Efforts to eradicate the invasive plant, which would take over the lake completely if left untreated, are necessary. However, as a result, there have been unavoidable financial effects on the real estate market and local businesses.

Dr. Patrick Weldon, like many other waterfront property owners in Pelahatchie Bay, saw the effect on real estate due to Giant Salvinia when the water level was lowered.

Weldon had just put his waterfront property in Fox Bay on the market.

“We just happened to put our house for sale at the same time that the water level was being lowered,” Weldon said, “which put my boat slip in about one foot of water.”

Potential buyers would show up to check out the home and property and leave after seeing the boat slip.

“They saw a house not on a lake, but on the mud,” he said. “We had this nice deck and boat slip with mud on it. It slowed down selling the house by six months.”

“We had a lot of people, especially from out of town who were looking for a house on the water, who saw the lack of water and dry boat slip and said, ‘No thanks,” Weldon said.

Real estate agent Stephanie Remore said that response has been common for out-of-town buyers looking for waterfront property at the reservoir.

“The biggest concern that I run into is from people who come in from out of state or out of town that don’t understand or aren’t familiar with how it works,” Remore said of lowering the lake levels. “Sometimes they don’t understand how it works with lowering the reservoir, and they have concerns about the impact long-term.”

“People worry about buying waterfront and not being able to use it,” she added.

As of November 15, Remore said there were 15 waterfront properties for sale in the Pelahatchie Bay area. There have been 45 waterfront properties sold in the area over the past year.

Remore has sold properties in Pelahatchie Bay over the years and has three active listings currently. She said it is common to see fewer properties on the market during the winter.“I have sold many in the past and have worked at various times with sellers there,” Remore said. “There has definitely been some hesitation in proceeding with purchases and not being able to use their watercrafts.”

“Some people are deciding to look at other areas and other lakes,” Remore said.

The minimum waterfront property values in Pelahatchie Bay is $225,000, and the maximum is $1.25 million.

Real estate agent Teresa Renkenberger said she has not seen a direct impact on the value of properties in Pelahatchie Bay at this point.

“I haven’t seen it make a change in the market. It may make a change eventually,” Renkenberger said.
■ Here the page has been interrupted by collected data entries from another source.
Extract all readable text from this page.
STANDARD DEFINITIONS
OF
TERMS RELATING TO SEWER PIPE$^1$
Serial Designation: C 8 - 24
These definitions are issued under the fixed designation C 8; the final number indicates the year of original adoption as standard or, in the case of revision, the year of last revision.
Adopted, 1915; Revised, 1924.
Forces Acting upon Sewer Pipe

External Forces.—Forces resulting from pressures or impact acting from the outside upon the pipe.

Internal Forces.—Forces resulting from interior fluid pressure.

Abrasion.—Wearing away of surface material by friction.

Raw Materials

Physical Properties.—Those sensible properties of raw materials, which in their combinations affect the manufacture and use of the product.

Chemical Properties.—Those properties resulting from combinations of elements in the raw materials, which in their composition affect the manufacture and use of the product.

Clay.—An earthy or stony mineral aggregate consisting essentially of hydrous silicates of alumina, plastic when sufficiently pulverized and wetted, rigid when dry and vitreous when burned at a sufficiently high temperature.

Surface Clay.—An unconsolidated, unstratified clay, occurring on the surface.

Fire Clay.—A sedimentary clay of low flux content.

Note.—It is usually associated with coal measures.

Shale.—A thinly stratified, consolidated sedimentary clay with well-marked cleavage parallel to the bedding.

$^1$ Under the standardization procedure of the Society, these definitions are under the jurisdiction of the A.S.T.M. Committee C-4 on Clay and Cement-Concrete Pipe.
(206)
In addition to the effects of the lower lake level, property owners have been impacted by the closing off of Pelahatchie Bay from the rest of the lake, with barriers in place under the bridge on the Causeway.

“While banning boat traffic under the bridge on the Causeway puts a burden on our Bay residents, other boaters and businesses, what transpired this week is exactly why it remained closed and will remain closed indefinitely,” Barnett Reservoir General Manager John Sigman said in a statement last month. “The booms will remain in place at the bridge. We simply cannot allow this plant to get to the main lake and beyond.”